Le ministère algérien de l'Industrie a reçu une dizaine de dossiers pour des projets similaires, mais des experts soulignent la difficulté de cette entreprise.
"Ce choix industriel de montage au lieu de l'importation n'a de sens que s'il s'inscrit dans la stratégie de réindustrialisation de la branche en termes de pièces de rechange et de composants d'abord et de fabrication ensuite", estime Mustapha Mekideche, économiste et vice-président du Conseil national économique et social.
M. Rebah relève quant à lui que le choix de l'assemblage induit une lourde facture d'importation des intrants (pièces et kits) qui rendent le véhicule plus cher que le produit importé totalement monté.
Alors que le taux d'intégration (pièces fabriquées sur place) est actuellement quasi-négligeable, le gouvernement prévoit de le faire passer de 40 à 50% dans les cinq prochaines années.
Les retombées en termes d'emploi sont ainsi encore modestes, selon des experts.
"Conséquence de décennies de désindustrialisation (...) au profit de l'import-import, le niveau de développement technologique dans notre pays ne peut assurer actuellement une sous-traitance suffisante et de qualité", affirme M. Rebah.

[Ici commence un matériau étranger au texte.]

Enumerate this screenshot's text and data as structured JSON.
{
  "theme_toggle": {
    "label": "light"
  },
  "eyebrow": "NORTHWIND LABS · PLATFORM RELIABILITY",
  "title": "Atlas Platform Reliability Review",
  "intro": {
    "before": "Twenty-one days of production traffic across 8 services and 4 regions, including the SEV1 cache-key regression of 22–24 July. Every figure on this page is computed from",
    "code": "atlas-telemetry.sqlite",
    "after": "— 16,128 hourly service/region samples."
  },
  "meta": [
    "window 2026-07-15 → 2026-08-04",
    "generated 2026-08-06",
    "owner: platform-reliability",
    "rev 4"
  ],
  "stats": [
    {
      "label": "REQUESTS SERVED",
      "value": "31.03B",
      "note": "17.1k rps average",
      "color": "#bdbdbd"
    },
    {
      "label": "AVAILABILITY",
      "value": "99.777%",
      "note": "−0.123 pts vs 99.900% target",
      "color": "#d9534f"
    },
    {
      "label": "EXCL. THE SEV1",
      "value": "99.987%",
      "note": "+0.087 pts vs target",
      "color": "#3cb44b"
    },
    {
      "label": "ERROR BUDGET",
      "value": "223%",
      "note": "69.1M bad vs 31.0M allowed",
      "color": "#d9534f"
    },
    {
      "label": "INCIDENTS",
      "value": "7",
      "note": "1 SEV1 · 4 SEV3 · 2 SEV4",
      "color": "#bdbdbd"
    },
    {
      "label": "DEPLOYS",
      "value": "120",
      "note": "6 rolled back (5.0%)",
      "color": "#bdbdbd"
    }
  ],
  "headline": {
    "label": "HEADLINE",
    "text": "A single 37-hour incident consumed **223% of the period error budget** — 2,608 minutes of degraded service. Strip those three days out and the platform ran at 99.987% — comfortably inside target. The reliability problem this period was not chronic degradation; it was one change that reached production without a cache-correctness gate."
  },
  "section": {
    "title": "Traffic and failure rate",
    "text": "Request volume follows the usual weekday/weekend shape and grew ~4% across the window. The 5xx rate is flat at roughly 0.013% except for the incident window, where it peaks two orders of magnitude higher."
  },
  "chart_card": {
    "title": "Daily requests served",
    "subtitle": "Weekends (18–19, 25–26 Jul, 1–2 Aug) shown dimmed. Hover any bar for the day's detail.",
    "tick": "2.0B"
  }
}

Réda Amrani, expert en industrie, ne partage pas cet avis.
"Le montage lancé, l'intégration suivra d'elle-même car les lois du marché prévaudront par la suite", avance-t-il.
Le Maroc voisin s'est aussi lancé dans l'industrie automobile, avec notamment une méga-usine de Renault à Tanger (nord) d'une capacité de production de 200.000 véhicules par an et qui a généré la création de centaines de nouveaux métiers dans le secteur.
Selon M. Amrani, il existe en Algérie un marché de 600.000 voitures particulières et 100.000 véhicules industriels par an et celui-ci doit être satisfait "sans attendre".
Le ministère de l'Industrie table sur une production annuelle de quelque 500.000 unités, tous types confondus, dès 2019 et ambitionne même d'en exporter une partie.
"Il faut que dans les deux ans suivant le démarrage de ces usines, 20 à 30% de la production soit destinée à l'exportation" soutient M. Amrani.
Par ailleurs, M. Rebah estime qu'une véritable relance de l'industrialisation ne pourra ignorer l'impératif de la transition énergétique.
Pour lui, la loi non écrite du "tout-routier" et du "tout-véhicule particulier" qui prévaut en Algérie a atteint ses limites, alors que la part du secteur routier dans la consommation énergétique finale est particulièrement élevée (31%).